同大学院は学校法人大阪滋慶学園が運営しています。2011年に日本で最初の医療安全管理学修士課程のある滋慶医療科学大学院大学としてスタート。2021年に滋慶医療科学大学大学院と名称変更になり、これまで計249名の修士を送り出してきました。第15期生となる今年の入学生は看護師、放射線技師、臨床工学技士、社会福祉士、作業療法士、理学療法士などの職種のスペシャリスト。仕事と家庭、大学院生の“三足のわらじ”を履いて取り組む入学生もいます。

「すぐれた研究は自ら実感した問題から生まれる」 千原國宏学長
最初に入学生13人の発表の後、千原國宏学長が訓辞を述べました。研究が大学院の役割に移行しつつあると指摘し、「単なる知識の獲得ではなく新たな知見を創出するという使命を発揮するためには、発見・発明や法則・理論などの開発がなければなりません。そして研究成果を、論理性をもって展開するのが研究論文で、一貫した合理性や論理性、実証性が求められます」と語りました。
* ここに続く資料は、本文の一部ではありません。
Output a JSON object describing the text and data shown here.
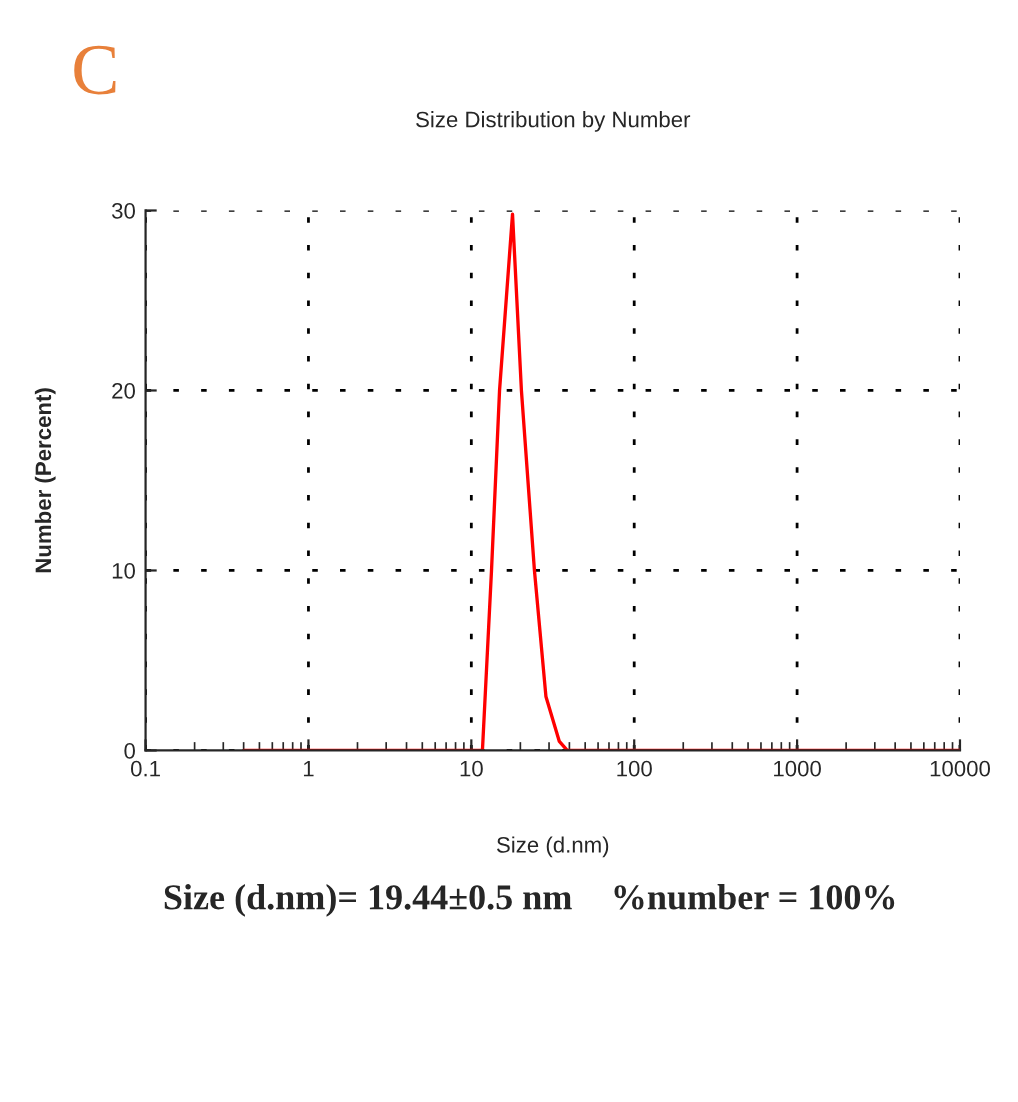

同大学院で探究する医療科学について学長は、観察結果から知識を蓄積する帰納的構造を基本とする自然科学や社会科学の実践的手法と、合理的な知識を創造する演繹的構造を基本とした数学やデータサイエンスなどの理論的手法の双方で体系化された学問だと解説。「この大学院は、多彩な分野の専門家が一堂に会した横断型科学を展開することにより、現場で学び設定した課題に基づいて研究できるよう指導をしています」と述べました。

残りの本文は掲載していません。